Disorganise earned 500 total points
ID: 17865105
you could also create a concatenated drive.  assuming you already made the drives dynamic, simply right click (in disk management) the drive you want to increase (E presumably) and select extend..
Since the underlying disks are hardware RAIDed, the performance shouldn't be affected very much, if at all.  Effectively what you're doing is creating a new partition and assigning the same drive letter to it and the old partion

Expert Comment

ID: 17875299
I would use Acronis TrueImage and clone the your existing drive onto a spare drive.  Verify the image.  Then clone the spare drive back to the original, but this time adjust the partition size to use the entire drive.

Expert Comment

ID: 17875722
Why go to the effort of creating and image and copying it back?  It would be far less risky to use the diskdirector product to simply grow the volume

I've used the home version and found it good - no support for dynamic disks though.
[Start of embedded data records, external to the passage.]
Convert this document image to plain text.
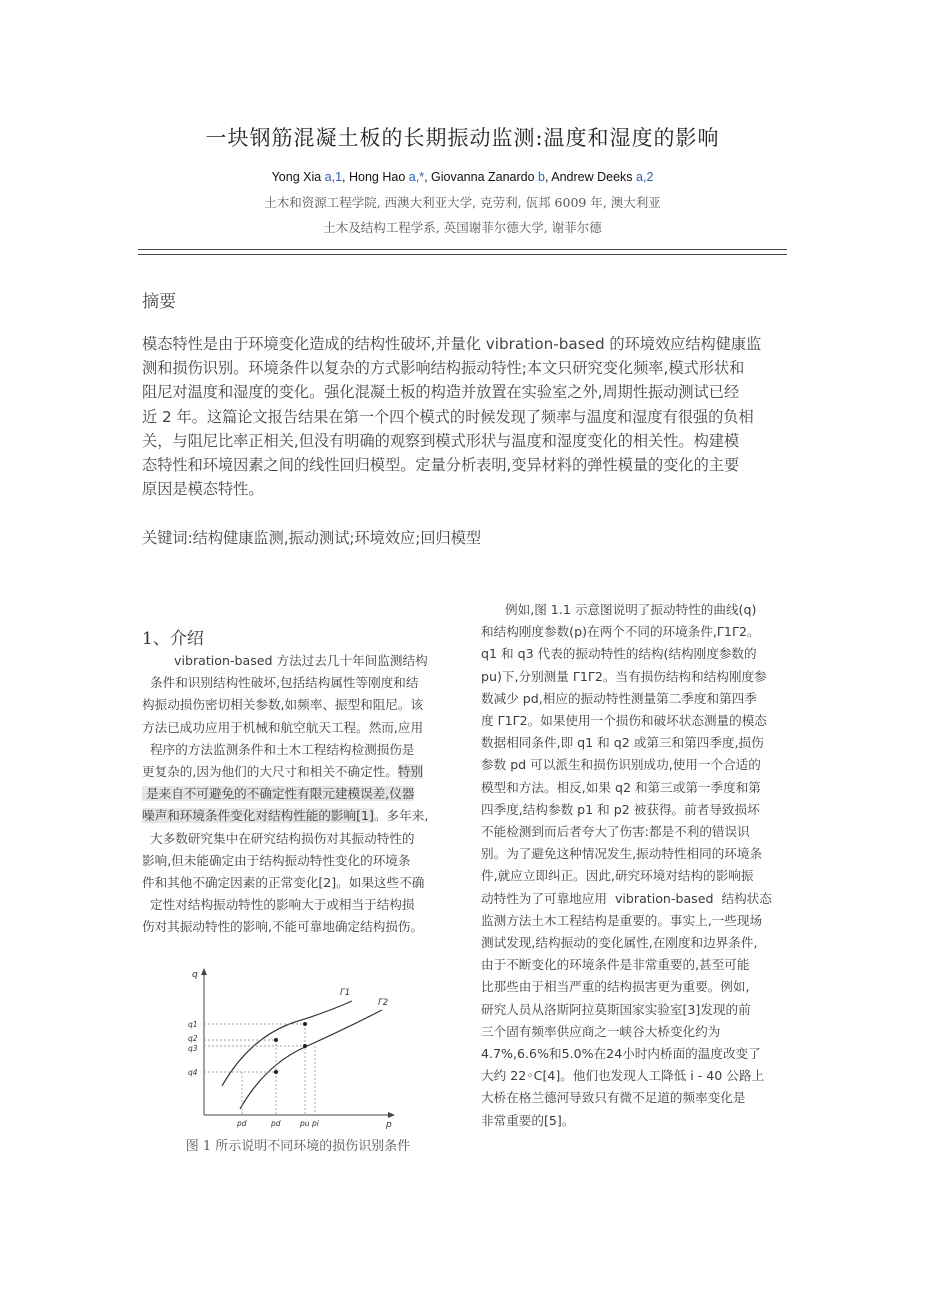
一块钢筋混凝土板的长期振动监测:温度和湿度的影响
Yong Xia a,1, Hong Hao a,*, Giovanna Zanardo b, Andrew Deeks a,2
土木和资源工程学院, 西澳大利亚大学, 克劳利, 佤邦 6009 年, 澳大利亚
土木及结构工程学系, 英国谢菲尔德大学, 谢菲尔德
摘要
模态特性是由于环境变化造成的结构性破坏,并量化 vibration-based 的环境效应结构健康监
测和损伤识别。环境条件以复杂的方式影响结构振动特性;本文只研究变化频率,模式形状和
阻尼对温度和湿度的变化。强化混凝土板的构造并放置在实验室之外,周期性振动测试已经
近 2 年。这篇论文报告结果在第一个四个模式的时候发现了频率与温度和湿度有很强的负相
关，与阻尼比率正相关,但没有明确的观察到模式形状与温度和湿度变化的相关性。构建模
态特性和环境因素之间的线性回归模型。定量分析表明,变异材料的弹性模量的变化的主要
原因是模态特性。
关键词:结构健康监测,振动测试;环境效应;回归模型
1、介绍
vibration-based 方法过去几十年间监测结构
条件和识别结构性破坏,包括结构属性等刚度和结
构振动损伤密切相关参数,如频率、振型和阻尼。该
方法已成功应用于机械和航空航天工程。然而,应用
程序的方法监测条件和土木工程结构检测损伤是
更复杂的,因为他们的大尺寸和相关不确定性。特别
是来自不可避免的不确定性有限元建模误差,仪器
噪声和环境条件变化对结构性能的影响[1]。多年来,
大多数研究集中在研究结构损伤对其振动特性的
影响,但未能确定由于结构振动特性变化的环境条
件和其他不确定因素的正常变化[2]。如果这些不确
定性对结构振动特性的影响大于或相当于结构损
伤对其振动特性的影响,不能可靠地确定结构损伤。
q
p
Γ1
Γ2
q1
q2
q3
q4
pd	pd	pu pi
图 1 所示说明不同环境的损伤识别条件
例如,图 1.1 示意图说明了振动特性的曲线(q)
和结构刚度参数(p)在两个不同的环境条件,Γ1Γ2。
q1 和 q3 代表的振动特性的结构(结构刚度参数的
pu)下,分别测量 Γ1Γ2。当有损伤结构和结构刚度参
数减少 pd,相应的振动特性测量第二季度和第四季
度 Γ1Γ2。如果使用一个损伤和破坏状态测量的模态
数据相同条件,即 q1 和 q2 或第三和第四季度,损伤
参数 pd 可以派生和损伤识别成功,使用一个合适的
模型和方法。相反,如果 q2 和第三或第一季度和第
四季度,结构参数 p1 和 p2 被获得。前者导致损坏
不能检测到而后者夸大了伤害:都是不利的错误识
别。为了避免这种情况发生,振动特性相同的环境条
件,就应立即纠正。因此,研究环境对结构的影响振
动特性为了可靠地应用  vibration-based  结构状态
监测方法土木工程结构是重要的。事实上,一些现场
测试发现,结构振动的变化属性,在刚度和边界条件,
由于不断变化的环境条件是非常重要的,甚至可能
比那些由于相当严重的结构损害更为重要。例如,
研究人员从洛斯阿拉莫斯国家实验室[3]发现的前
三个固有频率供应商之一峡谷大桥变化约为
4.7%,6.6%和5.0%在24小时内桥面的温度改变了
大约 22◦C[4]。他们也发现人工降低 i - 40 公路上
大桥在格兰德河导致只有微不足道的频率变化是
非常重要的[5]。
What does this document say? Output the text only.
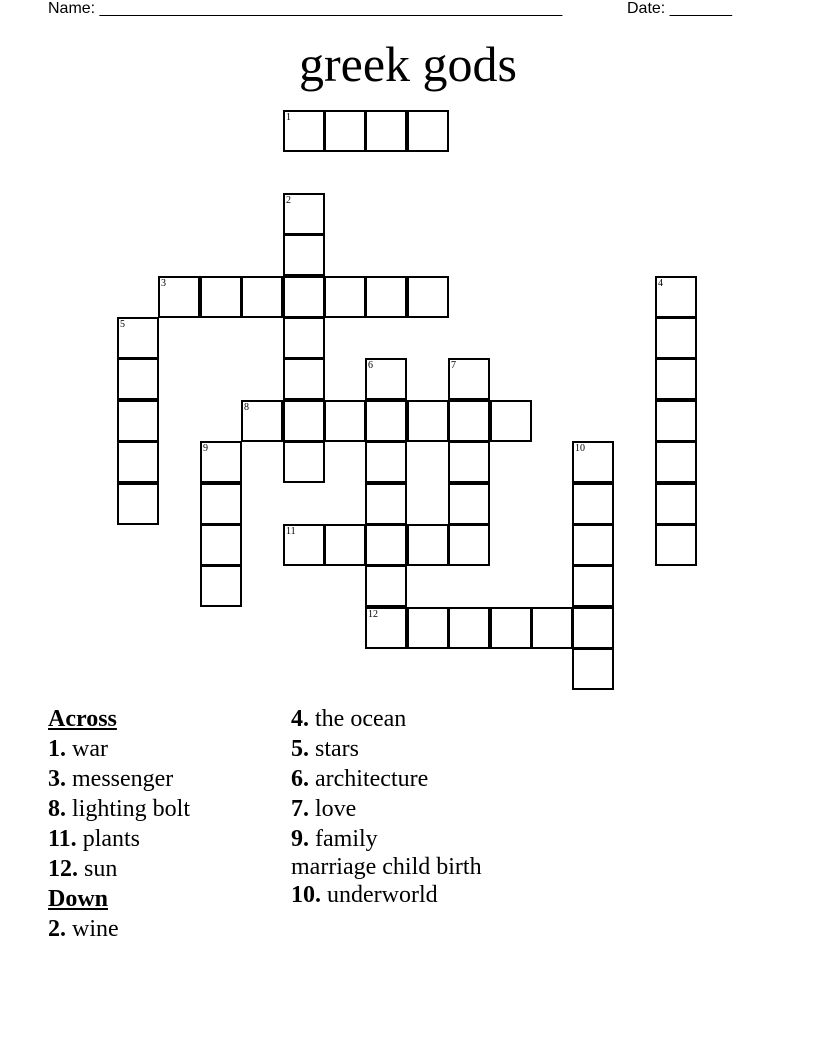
Name: ____________________________________________________	Date: _______
greek gods
1
2
3	4
5
6
12
7
8
9	10
11
Across
1. war
3. messenger
8. lighting bolt
11. plants
12. sun
Down
2. wine
4. the ocean
5. stars
6. architecture
7. love
9. family
marriage child birth
10. underworld
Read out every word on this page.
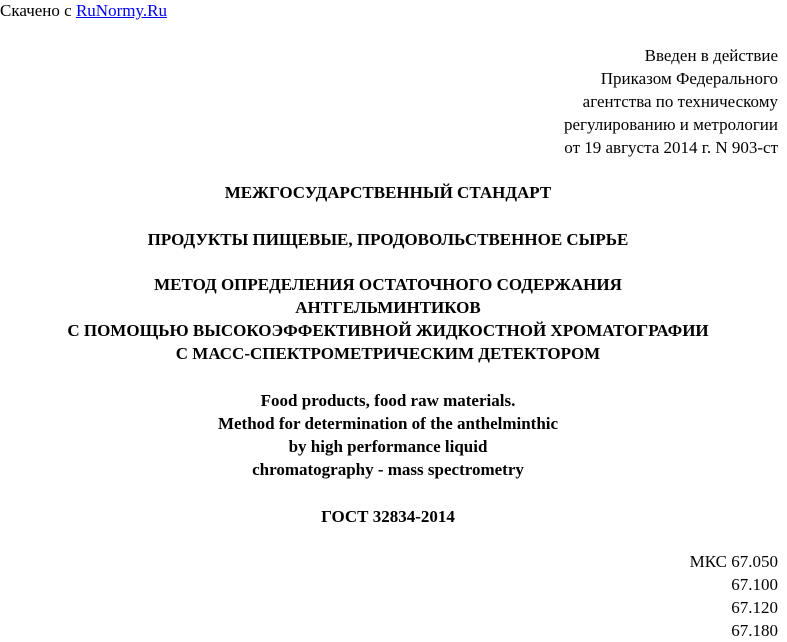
Скачено с RuNormy.Ru
Введен в действие
Приказом Федерального
агентства по техническому
регулированию и метрологии
от 19 августа 2014 г. N 903-ст
МЕЖГОСУДАРСТВЕННЫЙ СТАНДАРТ
ПРОДУКТЫ ПИЩЕВЫЕ, ПРОДОВОЛЬСТВЕННОЕ СЫРЬЕ
МЕТОД ОПРЕДЕЛЕНИЯ ОСТАТОЧНОГО СОДЕРЖАНИЯ
АНТГЕЛЬМИНТИКОВ
С ПОМОЩЬЮ ВЫСОКОЭФФЕКТИВНОЙ ЖИДКОСТНОЙ ХРОМАТОГРАФИИ
С МАСС-СПЕКТРОМЕТРИЧЕСКИМ ДЕТЕКТОРОМ
Food products, food raw materials.
Method for determination of the anthelminthic
by high performance liquid
chromatography - mass spectrometry
ГОСТ 32834-2014
МКС 67.050
67.100
67.120
67.180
Symantec also have storgae manager which does the same thing and our Unix guys swear by it:

There's a free version for windows (called basic) about to be released too - limited to 4 file systems.

Expert Comment

ID: 17876327
The only reason I would go through the trouble I described is because you could do it from an acronis boot cd for $49 dollars (or the trial version) instead of $499 for disk director.  However, I see disk director has a free trial as well.